La sociedad se estremece cuando muere un gran hombre, quien esparce tras él toda la libertad abrigada en su pecho. Convocando nuevas fuerzas, provoca las más encendidas pasiones, dormidas o envilecidas hasta entonces.
Hay suficientes motivos para llorar su partida y reflexionar sobre las ingentes hazañas emprendidas a lo largo de toda su carrera, cotejada con el grado de participación de todos y cada uno de los que hemos sido testigos de excepción. Defectos y virtudes aparte.
Cómplices o apático, hemos sido responsables de los errores y fracasos que aún oprimen lo que nos queda de bondad, prodigas por las armas grandes, con sus obras. Se confunden las jerarquías políticas y económicas, entre la hipocresía y los auténticos sentimientos de solidaridad y gratitud para convertir sus honras fúnebres en una demostración memorable. Digna de sus grandiosos aportes.
Se trata de toda una generación unida con sus diversas pasiones, aspiraciones e ideas, abrazada a la grandeza que, unos y otros, aplaudieron y combatieron, indistintamente.
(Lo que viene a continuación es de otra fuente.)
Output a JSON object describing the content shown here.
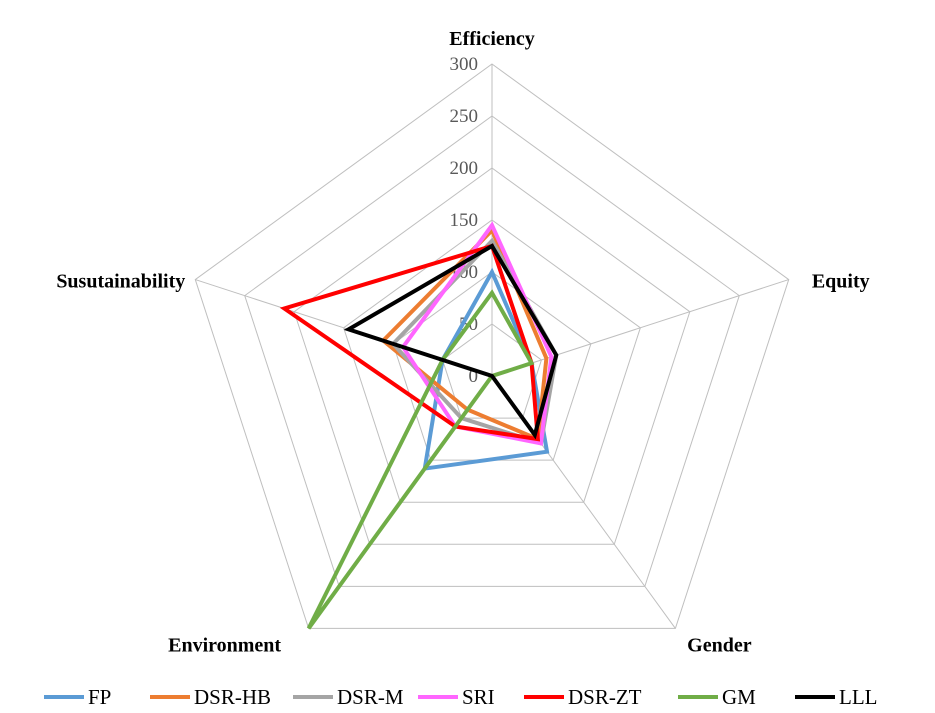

De todos modos, cada bando escribirá la a su manera. Retorciéndola o narrándola con objetividad deberán destacar las condiciones que le ataron infinita y generosamente a la compasión y a la alegría.
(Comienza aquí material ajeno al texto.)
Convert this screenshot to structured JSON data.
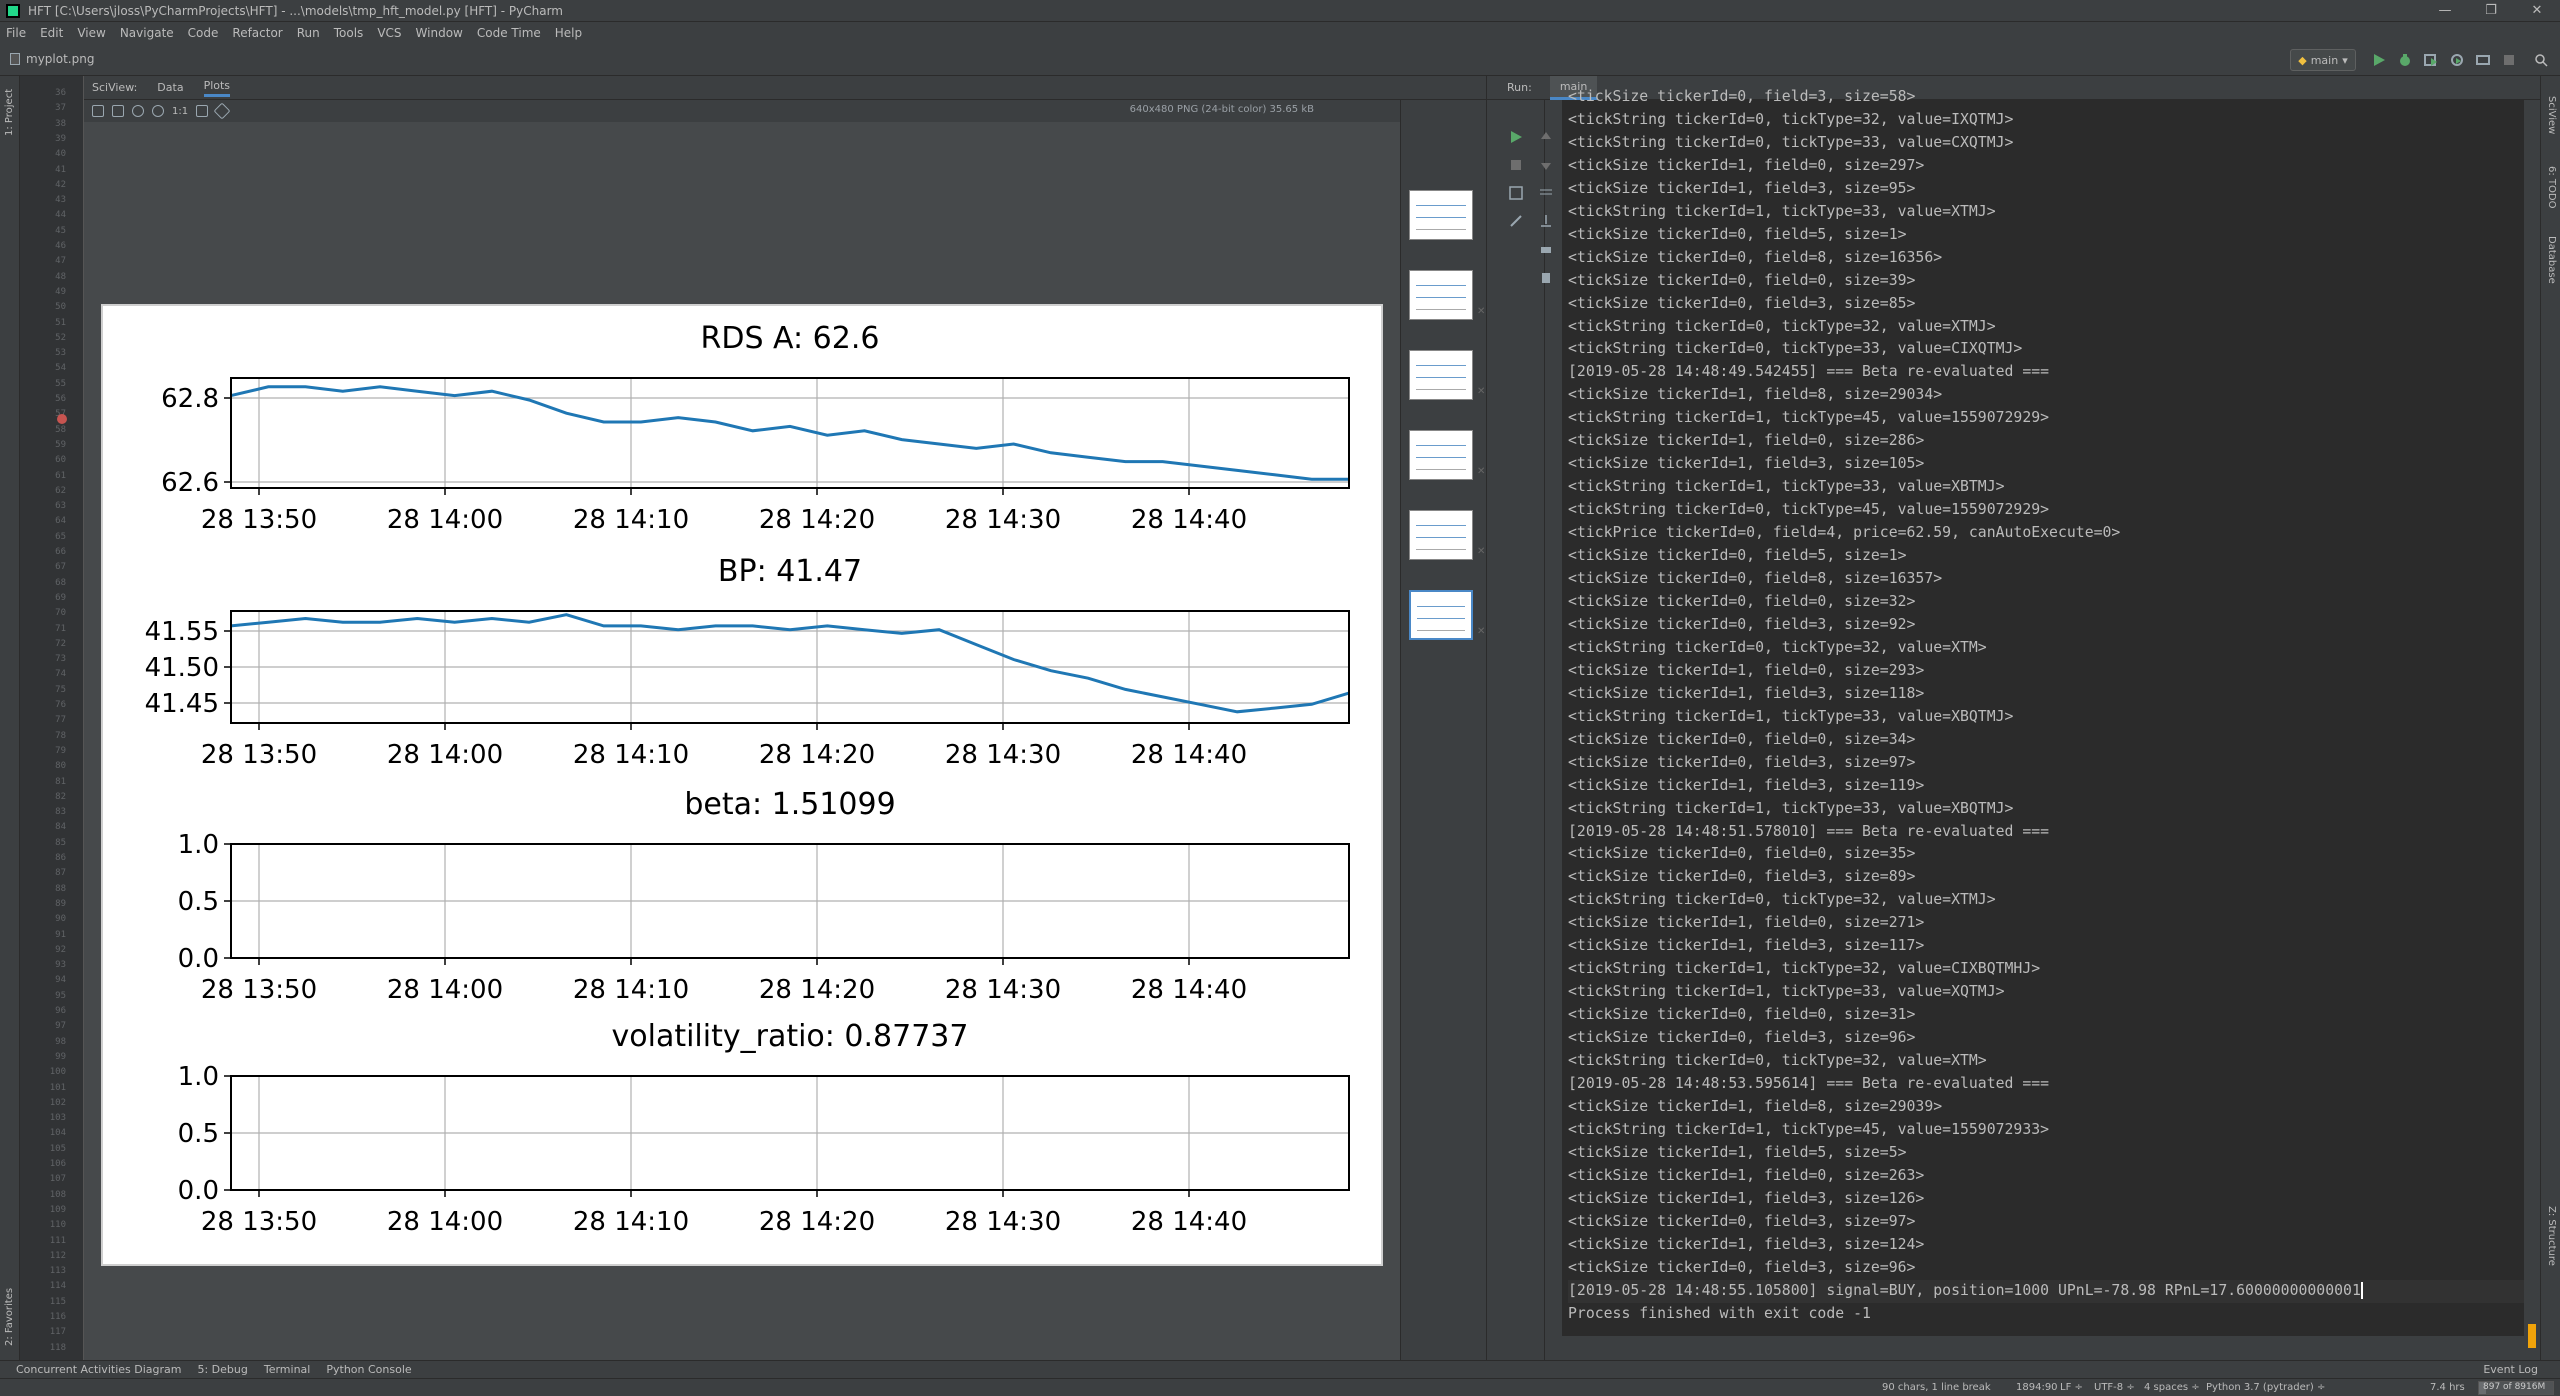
{
  "window": {
    "title": "HFT [C:\\Users\\jloss\\PyCharmProjects\\HFT] - ...\\models\\tmp_hft_model.py [HFT] - PyCharm",
    "minimize": "—",
    "restore": "❐",
    "close": "✕"
  },
  "menu": [
    "File",
    "Edit",
    "View",
    "Navigate",
    "Code",
    "Refactor",
    "Run",
    "Tools",
    "VCS",
    "Window",
    "Code Time",
    "Help"
  ],
  "navbar": {
    "file": "myplot.png",
    "run_config": "main"
  },
  "left_tools": {
    "project": "1: Project",
    "favorites": "2: Favorites"
  },
  "right_tools": {
    "sciview": "SciView",
    "todo": "6: TODO",
    "database": "Database",
    "structure": "Z: Structure"
  },
  "gutter_lines": [
    "36",
    "37",
    "38",
    "39",
    "40",
    "41",
    "42",
    "43",
    "44",
    "45",
    "46",
    "47",
    "48",
    "49",
    "50",
    "51",
    "52",
    "53",
    "54",
    "55",
    "56",
    "57",
    "58",
    "59",
    "60",
    "61",
    "62",
    "63",
    "64",
    "65",
    "66",
    "67",
    "68",
    "69",
    "70",
    "71",
    "72",
    "73",
    "74",
    "75",
    "76",
    "77",
    "78",
    "79",
    "80",
    "81",
    "82",
    "83",
    "84",
    "85",
    "86",
    "87",
    "88",
    "89",
    "90",
    "91",
    "92",
    "93",
    "94",
    "95",
    "96",
    "97",
    "98",
    "99",
    "100",
    "101",
    "102",
    "103",
    "104",
    "105",
    "106",
    "107",
    "108",
    "109",
    "110",
    "111",
    "112",
    "113",
    "114",
    "115",
    "116",
    "117",
    "118"
  ],
  "sciview": {
    "label": "SciView:",
    "tabs": [
      "Data",
      "Plots"
    ],
    "image_info": "640x480 PNG (24-bit color) 35.65 kB",
    "zoom_reset": "1:1"
  },
  "chart_data": [
    {
      "type": "line",
      "title": "RDS A: 62.6",
      "x_ticks": [
        "28 13:50",
        "28 14:00",
        "28 14:10",
        "28 14:20",
        "28 14:30",
        "28 14:40"
      ],
      "y_ticks": [
        "62.8",
        "62.6"
      ],
      "ylim": [
        62.58,
        62.83
      ],
      "color": "#1f77b4",
      "x": [
        0,
        2,
        4,
        6,
        8,
        10,
        12,
        14,
        16,
        18,
        20,
        22,
        24,
        26,
        28,
        30,
        32,
        34,
        36,
        38,
        40,
        42,
        44,
        46,
        48,
        50,
        52,
        54,
        56,
        58,
        60
      ],
      "values": [
        62.79,
        62.81,
        62.81,
        62.8,
        62.81,
        62.8,
        62.79,
        62.8,
        62.78,
        62.75,
        62.73,
        62.73,
        62.74,
        62.73,
        62.71,
        62.72,
        62.7,
        62.71,
        62.69,
        62.68,
        62.67,
        62.68,
        62.66,
        62.65,
        62.64,
        62.64,
        62.63,
        62.62,
        62.61,
        62.6,
        62.6
      ]
    },
    {
      "type": "line",
      "title": "BP: 41.47",
      "x_ticks": [
        "28 13:50",
        "28 14:00",
        "28 14:10",
        "28 14:20",
        "28 14:30",
        "28 14:40"
      ],
      "y_ticks": [
        "41.55",
        "41.50",
        "41.45"
      ],
      "ylim": [
        41.425,
        41.575
      ],
      "color": "#1f77b4",
      "x": [
        0,
        2,
        4,
        6,
        8,
        10,
        12,
        14,
        16,
        18,
        20,
        22,
        24,
        26,
        28,
        30,
        32,
        34,
        36,
        38,
        40,
        42,
        44,
        46,
        48,
        50,
        52,
        54,
        56,
        58,
        60
      ],
      "values": [
        41.555,
        41.56,
        41.565,
        41.56,
        41.56,
        41.565,
        41.56,
        41.565,
        41.56,
        41.57,
        41.555,
        41.555,
        41.55,
        41.555,
        41.555,
        41.55,
        41.555,
        41.55,
        41.545,
        41.55,
        41.53,
        41.51,
        41.495,
        41.485,
        41.47,
        41.46,
        41.45,
        41.44,
        41.445,
        41.45,
        41.465
      ]
    },
    {
      "type": "line",
      "title": "beta: 1.51099",
      "x_ticks": [
        "28 13:50",
        "28 14:00",
        "28 14:10",
        "28 14:20",
        "28 14:30",
        "28 14:40"
      ],
      "y_ticks": [
        "1.0",
        "0.5",
        "0.0"
      ],
      "ylim": [
        0,
        1
      ],
      "x": [],
      "values": []
    },
    {
      "type": "line",
      "title": "volatility_ratio: 0.87737",
      "x_ticks": [
        "28 13:50",
        "28 14:00",
        "28 14:10",
        "28 14:20",
        "28 14:30",
        "28 14:40"
      ],
      "y_ticks": [
        "1.0",
        "0.5",
        "0.0"
      ],
      "ylim": [
        0,
        1
      ],
      "x": [],
      "values": []
    }
  ],
  "run": {
    "label": "Run:",
    "tab": "main",
    "console_lines": [
      "<tickSize tickerId=0, field=3, size=58>",
      "<tickString tickerId=0, tickType=32, value=IXQTMJ>",
      "<tickString tickerId=0, tickType=33, value=CXQTMJ>",
      "<tickSize tickerId=1, field=0, size=297>",
      "<tickSize tickerId=1, field=3, size=95>",
      "<tickString tickerId=1, tickType=33, value=XTMJ>",
      "<tickSize tickerId=0, field=5, size=1>",
      "<tickSize tickerId=0, field=8, size=16356>",
      "<tickSize tickerId=0, field=0, size=39>",
      "<tickSize tickerId=0, field=3, size=85>",
      "<tickString tickerId=0, tickType=32, value=XTMJ>",
      "<tickString tickerId=0, tickType=33, value=CIXQTMJ>",
      "[2019-05-28 14:48:49.542455] === Beta re-evaluated ===",
      "<tickSize tickerId=1, field=8, size=29034>",
      "<tickString tickerId=1, tickType=45, value=1559072929>",
      "<tickSize tickerId=1, field=0, size=286>",
      "<tickSize tickerId=1, field=3, size=105>",
      "<tickString tickerId=1, tickType=33, value=XBTMJ>",
      "<tickString tickerId=0, tickType=45, value=1559072929>",
      "<tickPrice tickerId=0, field=4, price=62.59, canAutoExecute=0>",
      "<tickSize tickerId=0, field=5, size=1>",
      "<tickSize tickerId=0, field=8, size=16357>",
      "<tickSize tickerId=0, field=0, size=32>",
      "<tickSize tickerId=0, field=3, size=92>",
      "<tickString tickerId=0, tickType=32, value=XTM>",
      "<tickSize tickerId=1, field=0, size=293>",
      "<tickSize tickerId=1, field=3, size=118>",
      "<tickString tickerId=1, tickType=33, value=XBQTMJ>",
      "<tickSize tickerId=0, field=0, size=34>",
      "<tickSize tickerId=0, field=3, size=97>",
      "<tickSize tickerId=1, field=3, size=119>",
      "<tickString tickerId=1, tickType=33, value=XBQTMJ>",
      "[2019-05-28 14:48:51.578010] === Beta re-evaluated ===",
      "<tickSize tickerId=0, field=0, size=35>",
      "<tickSize tickerId=0, field=3, size=89>",
      "<tickString tickerId=0, tickType=32, value=XTMJ>",
      "<tickSize tickerId=1, field=0, size=271>",
      "<tickSize tickerId=1, field=3, size=117>",
      "<tickString tickerId=1, tickType=32, value=CIXBQTMHJ>",
      "<tickString tickerId=1, tickType=33, value=XQTMJ>",
      "<tickSize tickerId=0, field=0, size=31>",
      "<tickSize tickerId=0, field=3, size=96>",
      "<tickString tickerId=0, tickType=32, value=XTM>",
      "[2019-05-28 14:48:53.595614] === Beta re-evaluated ===",
      "<tickSize tickerId=1, field=8, size=29039>",
      "<tickString tickerId=1, tickType=45, value=1559072933>",
      "<tickSize tickerId=1, field=5, size=5>",
      "<tickSize tickerId=1, field=0, size=263>",
      "<tickSize tickerId=1, field=3, size=126>",
      "<tickSize tickerId=0, field=3, size=97>",
      "<tickSize tickerId=1, field=3, size=124>",
      "<tickSize tickerId=0, field=3, size=96>",
      "[2019-05-28 14:48:55.105800] signal=BUY, position=1000 UPnL=-78.98 RPnL=17.60000000000001",
      "Process finished with exit code -1"
    ]
  },
  "bottom_tabs": [
    "Concurrent Activities Diagram",
    "5: Debug",
    "Terminal",
    "Python Console"
  ],
  "event_log": "Event Log",
  "status": {
    "selection": "90 chars, 1 line break",
    "position": "1894:90",
    "line_sep": "LF ÷",
    "encoding": "UTF-8 ÷",
    "indent": "4 spaces ÷",
    "interpreter": "Python 3.7 (pytrader) ÷",
    "time": "7.4 hrs",
    "memory": "897 of 8916M",
    "memory_fraction": 0.1
  },
  "colors": {
    "series": "#1f77b4",
    "accent": "#4a88c7",
    "console_bg": "#2b2b2b",
    "ide_bg": "#3c3f41"
  }
}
Hizo de su vida en un instituto de alegría, sin olvidar el compromiso social que también revelaba su vocación de dicha y libertad. Por ello, acaso oprimido por los acontecimientos políticos, lanzó hace poco un grito de esperanza, reclamando respeto a las instituciones democráticas al tiempo que denunciaba, con energía, oscuros asomos de una nueva dictadura, frente a cuyas amenazas se mostró valientemente dispuestos a tomar las armas otra vez, de ser necesario.
La alegría, la risa, la caridad y la libertad que nos dejas, como semillas sembradas nos comprometen con el futuro. Emular sus obras y responder a este último llamado de esperanza y resistencia es el mayor homenaje que le podemos tributar. Gracias Freddy.